4. Stargardt Macular Dystrophy - This is a genetic disorder characterized by fatty deposition on the ocular surface. This is caused by the mutation of the ABCA4 gene located on chromosome 1. This gene mutation causes lipofuscin-like molecules to be deposited on the retinal surface. These molecules are toxic to the retinal pigmented epithelium and photoreceptors. As a result of which destruction of photoreceptor cells. The clinical features of this disease are:
- Blurred vision.
- Presence of blind spot in the visual field.
- Color blindness.
- “Fish-tail” or pisciform lesions present within the macula.
5. Bothnia Dystrophy - It is a rare retinal dystrophy caused by the cellular retinaldehyde-binding protein. This disease is mainly seen in Northern Sweden region. The retinaldehyde-binding protein mutation causes retinol's impaired metabolism and disrupts visual pigment regeneration. As a result, patients develop night blindness from early childhood. Clinical features are:
- Retinal hypopigmentation.
- Central Maculopathy - Loss of central vision, color blindness.
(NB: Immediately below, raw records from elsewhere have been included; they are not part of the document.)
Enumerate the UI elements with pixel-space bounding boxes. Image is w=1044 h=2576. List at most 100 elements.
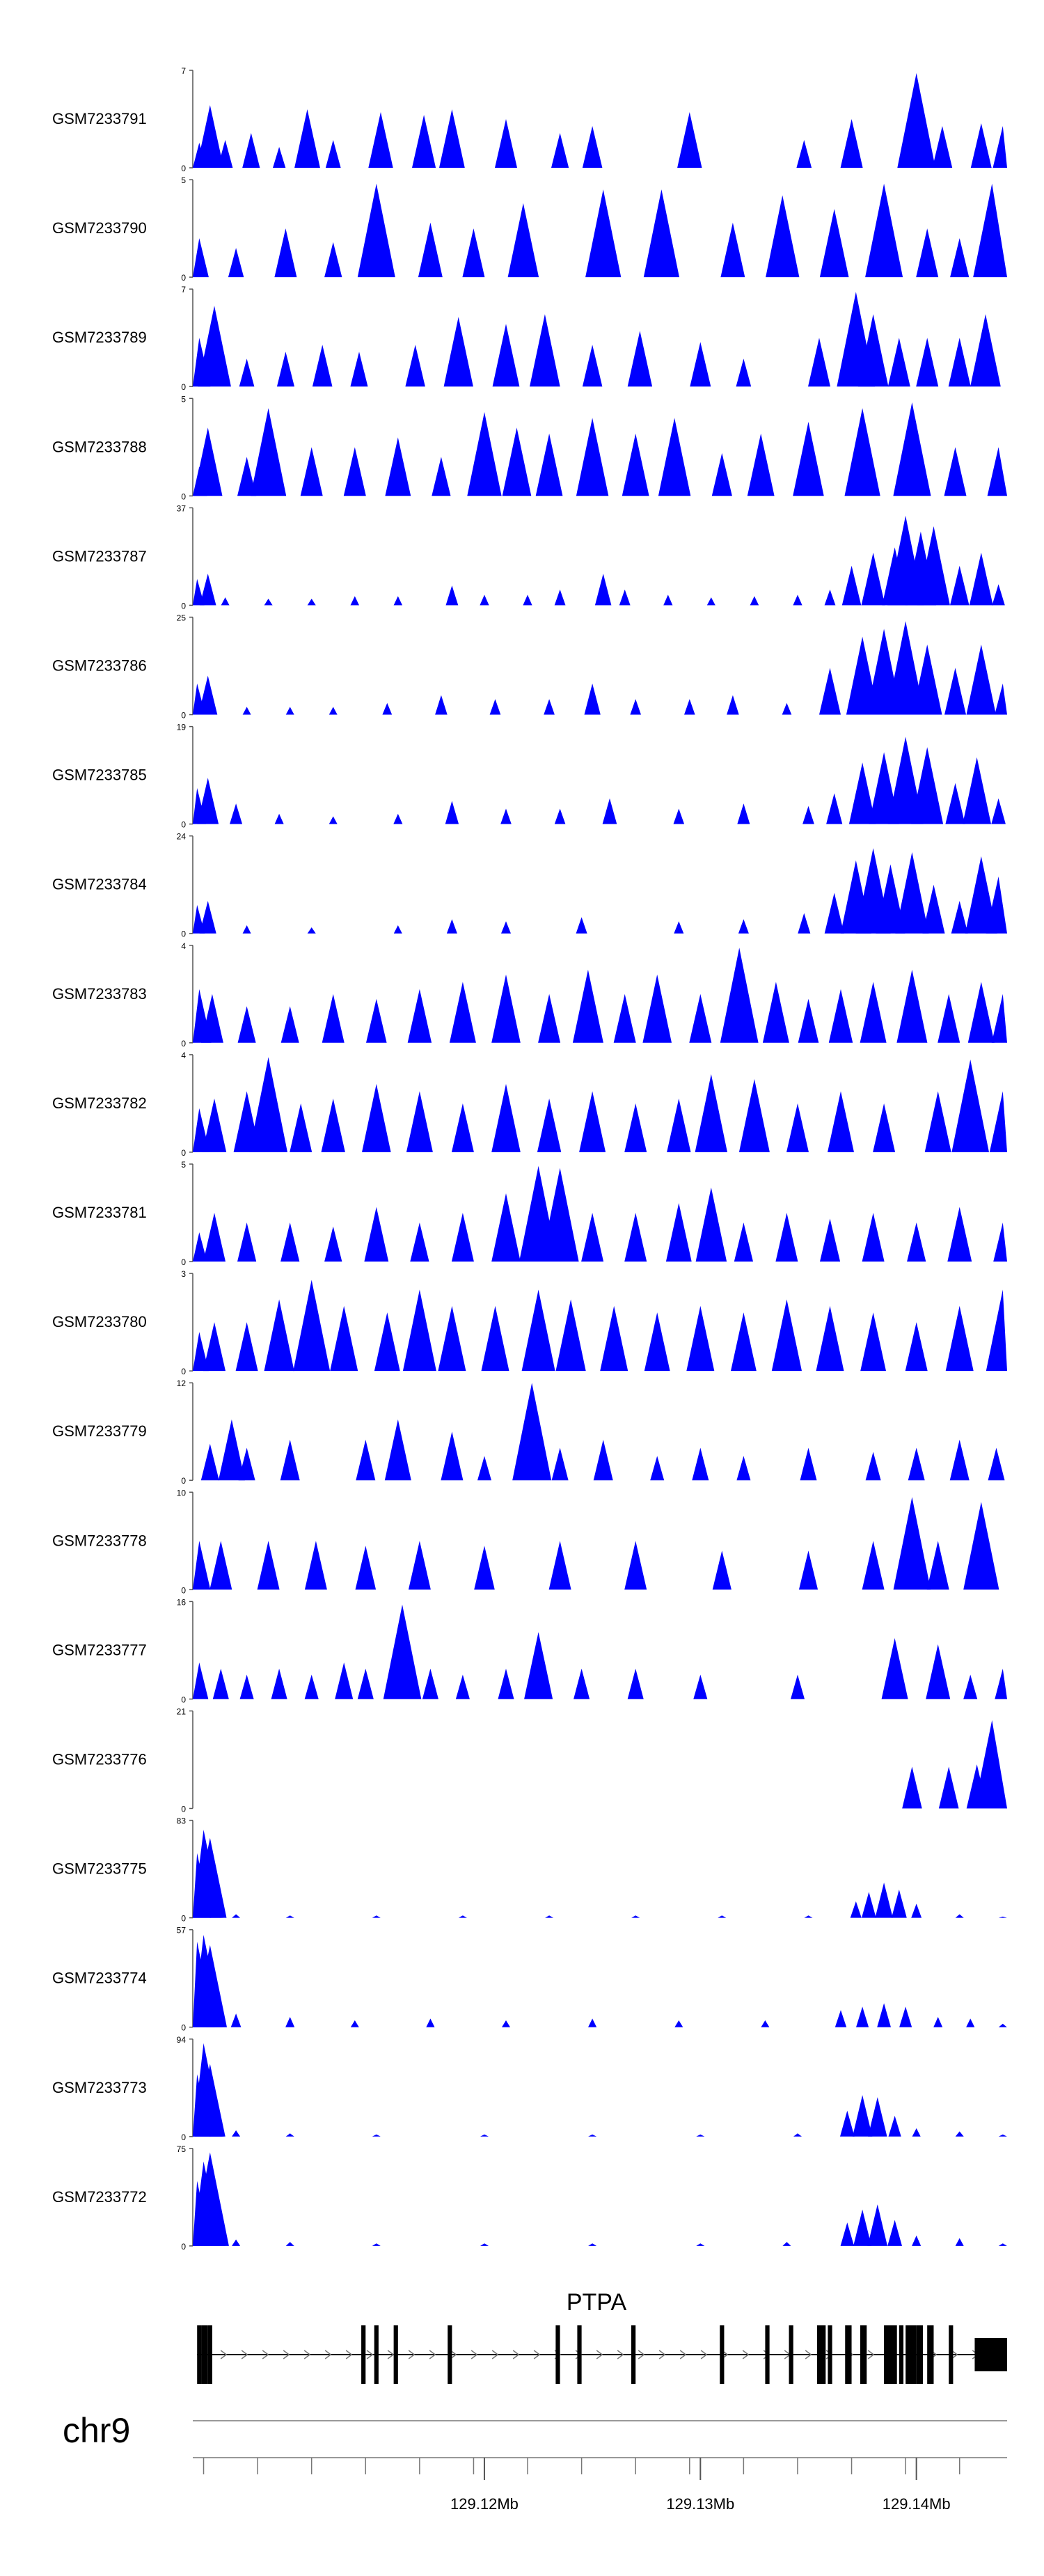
signal-peak (642, 974, 672, 1043)
signal-peak (212, 1668, 229, 1699)
signal-peak (249, 1057, 287, 1152)
signal-peak (674, 921, 684, 934)
signal-peak (512, 1383, 552, 1481)
signal-peak (446, 919, 457, 934)
signal-peak (329, 816, 338, 824)
signal-peak (846, 636, 879, 715)
signal-peak (355, 1546, 377, 1590)
y-min-label: 0 (181, 382, 186, 392)
signal-peak (366, 998, 387, 1043)
strand-arrow (366, 2350, 374, 2359)
signal-peak (720, 948, 759, 1043)
signal-peak (677, 112, 702, 168)
track-GSM7233775: GSM7233775 83 0 (52, 1816, 1007, 1924)
signal-peak (330, 1305, 358, 1372)
signal-peak (808, 338, 830, 387)
signal-peak (631, 1915, 640, 1918)
signal-peak (480, 595, 489, 606)
y-max-label: 3 (181, 1269, 186, 1279)
signal-peak (828, 1091, 854, 1152)
signal-peak (950, 238, 970, 278)
signal-peak (200, 994, 223, 1043)
track-label: GSM7233788 (52, 438, 147, 455)
track-GSM7233785: GSM7233785 19 0 (52, 723, 1006, 830)
signal-peak (860, 1312, 886, 1372)
signal-peak (548, 1541, 571, 1590)
signal-peak (966, 644, 996, 715)
track-label: GSM7233773 (52, 2079, 147, 2096)
gene-exon (927, 2325, 934, 2384)
track-label: GSM7233790 (52, 219, 147, 237)
gene-exon (720, 2325, 725, 2384)
signal-peak (963, 1674, 978, 1699)
signal-peak (537, 1098, 562, 1152)
signal-peak (203, 1213, 226, 1262)
signal-peak (264, 1299, 294, 1372)
y-min-label: 0 (181, 273, 186, 283)
signal-peak (695, 1074, 727, 1152)
signal-peak (912, 2128, 921, 2137)
signal-peak (300, 447, 323, 496)
signal-peak (594, 574, 612, 606)
y-min-label: 0 (181, 1039, 186, 1049)
signal-peak (304, 1674, 319, 1699)
signal-peak (432, 457, 451, 496)
y-min-label: 0 (181, 1476, 186, 1486)
signal-peak (824, 893, 844, 934)
signal-peak (343, 447, 366, 496)
signal-peak (791, 1674, 805, 1699)
signal-peak (911, 1903, 922, 1918)
signal-peak (495, 119, 517, 168)
track-GSM7233788: GSM7233788 5 0 (52, 394, 1007, 501)
signal-peak (193, 2152, 229, 2246)
signal-peak (467, 411, 502, 496)
signal-peak (852, 2095, 873, 2137)
track-label: GSM7233780 (52, 1313, 147, 1330)
gene-exon (789, 2325, 793, 2384)
chromosome-label: chr9 (63, 2411, 130, 2450)
y-min-label: 0 (181, 1585, 186, 1595)
signal-peak (800, 1447, 817, 1481)
axis-tick-label: 129.14Mb (883, 2495, 951, 2513)
signal-peak (441, 1431, 464, 1481)
signal-peak (350, 352, 368, 387)
signal-peak (410, 1223, 429, 1262)
y-min-label: 0 (181, 1367, 186, 1376)
gene-exon (884, 2325, 897, 2384)
signal-peak (804, 1915, 813, 1918)
signal-peak (385, 437, 411, 496)
signal-peak (736, 359, 752, 387)
signal-peak (218, 1419, 245, 1481)
signal-peak (445, 586, 459, 606)
signal-peak (782, 2242, 791, 2246)
signal-peak (439, 109, 465, 168)
strand-arrow (345, 2350, 353, 2359)
signal-peak (239, 1674, 254, 1699)
track-GSM7233791: GSM7233791 7 0 (52, 66, 1007, 173)
signal-peak (938, 994, 960, 1043)
y-min-label: 0 (181, 492, 186, 501)
signal-peak (887, 621, 925, 715)
signal-peak (824, 589, 836, 606)
track-label: GSM7233782 (52, 1094, 147, 1112)
signal-peak (988, 1447, 1005, 1481)
signal-peak (530, 314, 560, 387)
signal-peak (905, 1322, 928, 1372)
gene-exon (949, 2325, 954, 2384)
signal-peak (948, 338, 971, 387)
strand-arrow (951, 2350, 958, 2359)
signal-peak (285, 707, 294, 715)
signal-peak (521, 1289, 555, 1372)
signal-peak (206, 1984, 227, 2027)
signal-peak (816, 1305, 844, 1372)
signal-peak (857, 314, 889, 387)
signal-peak (955, 1914, 964, 1918)
signal-peak (862, 1541, 885, 1590)
signal-peak (445, 801, 459, 824)
signal-peak (451, 1213, 474, 1262)
strand-arrow (638, 2350, 645, 2359)
signal-peak (324, 1226, 342, 1262)
signal-peak (860, 982, 887, 1043)
signal-peak (902, 1766, 922, 1809)
signal-peak (384, 1419, 411, 1481)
- Decreased visual acuity.
6. Sorsby Fundus Dystrophy - This is an autosomal dominant disorder degenerative disorder. This is characterized by mutations in the Tissue Inhibitor of the metalloproteinase-3 (TIMP3) gene. The main characteristic feature of this disorder is the deposition of TIMP3 protein. These protein molecules appear as 20–30 millimeter thick, amorphous deposits on the basement membrane of retinal pigmented epithelium. Other clinical features are
- Drusen (yellow spot) and “pisciform” lesions in the fourth decade of life.
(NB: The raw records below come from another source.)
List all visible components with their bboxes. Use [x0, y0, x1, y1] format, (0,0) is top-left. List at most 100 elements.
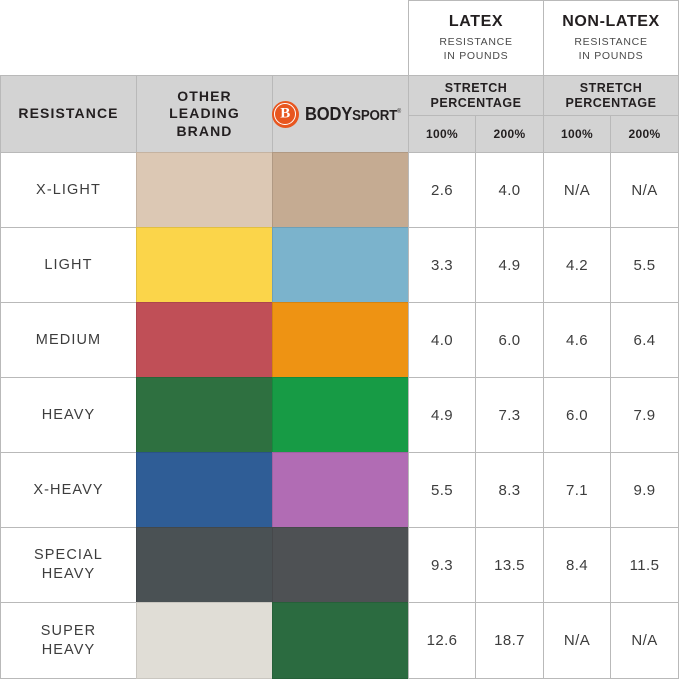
header-latex-sub-line1: RESISTANCE [439, 36, 513, 49]
table-row-label: MEDIUM [0, 302, 137, 378]
row-latex-200-value: 13.5 [475, 527, 544, 603]
header-latex-title: LATEX [448, 12, 504, 30]
row-nonlatex-100-value: 4.2 [543, 227, 611, 303]
value-text: 2.6 [430, 181, 454, 199]
header-latex-stretch-line2: PERCENTAGE [430, 95, 522, 110]
row-nonlatex-200-value: 7.9 [610, 377, 679, 453]
value-text: 12.6 [426, 632, 458, 649]
row-resistance-label: MEDIUM [35, 331, 102, 348]
table-row-label: SUPER HEAVY [0, 602, 137, 679]
value-text: 13.5 [494, 556, 525, 574]
value-text: 5.5 [430, 481, 454, 499]
value-text: 4.0 [430, 331, 454, 349]
row-latex-100-value: 9.3 [408, 527, 476, 603]
header-nonlatex-stretch-line1: STRETCH [579, 80, 643, 95]
bodysport-circle-b-icon: B [271, 100, 299, 128]
header-latex-200: 200% [475, 115, 544, 153]
value-text: 7.9 [633, 406, 656, 424]
header-latex-sub-line2: IN POUNDS [443, 49, 509, 62]
row-bodysport-swatch [272, 302, 409, 378]
row-resistance-label: HEAVY [41, 406, 96, 423]
table-row-label: X-LIGHT [0, 152, 137, 228]
row-nonlatex-200-value: 11.5 [610, 527, 679, 603]
header-nonlatex-200-label: 200% [628, 127, 661, 141]
value-text: 7.1 [565, 481, 589, 499]
row-latex-200-value: 4.9 [475, 227, 544, 303]
value-text: 4.9 [430, 406, 454, 424]
bodysport-logo: B BODYSPORT® [271, 100, 409, 128]
row-latex-100-value: 3.3 [408, 227, 476, 303]
table-row-label: LIGHT [0, 227, 137, 303]
row-bodysport-swatch [272, 227, 409, 303]
table-row-label: SPECIAL HEAVY [0, 527, 137, 603]
table-row-label: X-HEAVY [0, 452, 137, 528]
row-nonlatex-200-value: N/A [610, 152, 679, 228]
value-text: 11.5 [629, 556, 660, 574]
row-other-brand-swatch [136, 227, 273, 303]
row-other-brand-swatch [136, 377, 273, 453]
header-latex-stretch: STRETCH PERCENTAGE [408, 75, 544, 116]
row-nonlatex-200-value: N/A [610, 602, 679, 679]
row-bodysport-swatch [272, 527, 409, 603]
row-bodysport-swatch [272, 152, 409, 228]
value-text: 9.9 [633, 481, 656, 499]
value-text: 7.3 [498, 406, 521, 424]
value-text: 8.4 [565, 556, 589, 574]
row-nonlatex-100-value: 6.0 [543, 377, 611, 453]
row-latex-100-value: 4.9 [408, 377, 476, 453]
header-resistance-column: RESISTANCE [0, 75, 137, 153]
row-bodysport-swatch [272, 602, 409, 679]
row-resistance-label-line2: HEAVY [41, 566, 96, 582]
header-nonlatex-100-label: 100% [561, 127, 593, 141]
value-text: 18.7 [494, 632, 525, 649]
row-bodysport-swatch [272, 452, 409, 528]
value-text: N/A [563, 181, 591, 199]
header-bodysport-brand: B BODYSPORT® [271, 75, 409, 153]
row-other-brand-swatch [136, 602, 273, 679]
value-text: 8.3 [498, 481, 521, 499]
value-text: 4.2 [565, 256, 589, 274]
header-nonlatex-title: NON-LATEX [562, 12, 660, 30]
row-resistance-label: X-HEAVY [33, 481, 104, 498]
header-other-brand-line3: BRAND [176, 122, 233, 139]
value-text: 6.4 [633, 331, 656, 349]
header-nonlatex-200: 200% [610, 115, 679, 153]
header-nonlatex-sub-line2: IN POUNDS [578, 49, 644, 62]
header-latex-100-label: 100% [426, 127, 458, 141]
row-other-brand-swatch [136, 152, 273, 228]
row-latex-200-value: 8.3 [475, 452, 544, 528]
value-text: 6.0 [565, 406, 589, 424]
bodysport-word-body: BODY [304, 103, 352, 124]
row-other-brand-swatch [136, 302, 273, 378]
row-nonlatex-100-value: N/A [543, 602, 611, 679]
header-latex-200-label: 200% [493, 127, 526, 141]
header-nonlatex-stretch: STRETCH PERCENTAGE [543, 75, 679, 116]
header-nonlatex-group: NON-LATEX RESISTANCE IN POUNDS [543, 0, 679, 76]
row-nonlatex-100-value: N/A [543, 152, 611, 228]
value-text: 3.3 [430, 256, 454, 274]
row-latex-200-value: 18.7 [475, 602, 544, 679]
row-nonlatex-100-value: 4.6 [543, 302, 611, 378]
row-other-brand-swatch [136, 527, 273, 603]
header-nonlatex-sub-line1: RESISTANCE [574, 36, 648, 49]
row-bodysport-swatch [272, 377, 409, 453]
bodysport-word-sport: SPORT [351, 107, 397, 124]
row-nonlatex-100-value: 8.4 [543, 527, 611, 603]
header-nonlatex-100: 100% [543, 115, 611, 153]
row-latex-200-value: 6.0 [475, 302, 544, 378]
value-text: 9.3 [430, 556, 454, 574]
header-resistance-label: RESISTANCE [18, 105, 119, 122]
row-resistance-label-line1: SUPER [40, 622, 97, 639]
header-latex-stretch-line1: STRETCH [444, 80, 508, 95]
bodysport-wordmark: BODYSPORT® [305, 104, 401, 125]
row-latex-200-value: 7.3 [475, 377, 544, 453]
row-resistance-label-line1: SPECIAL [34, 547, 103, 564]
row-nonlatex-200-value: 9.9 [610, 452, 679, 528]
header-other-leading-brand: OTHER LEADING BRAND [136, 75, 273, 153]
value-text: 6.0 [498, 331, 521, 349]
header-nonlatex-stretch-line2: PERCENTAGE [565, 95, 657, 110]
row-nonlatex-100-value: 7.1 [543, 452, 611, 528]
row-nonlatex-200-value: 6.4 [610, 302, 679, 378]
row-resistance-label-line2: HEAVY [41, 641, 96, 658]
- Thinning of retina and choroid.
Conclusion:
Light is essential for visualization. Adaptation to the intensity of the light is an integral part of the visual princess. Rods and cones play an important role in this adaptive process. The functionality of rods is essential for dark adaptation. Pathological conditions affecting rods' form and function affect the dark adaptation process.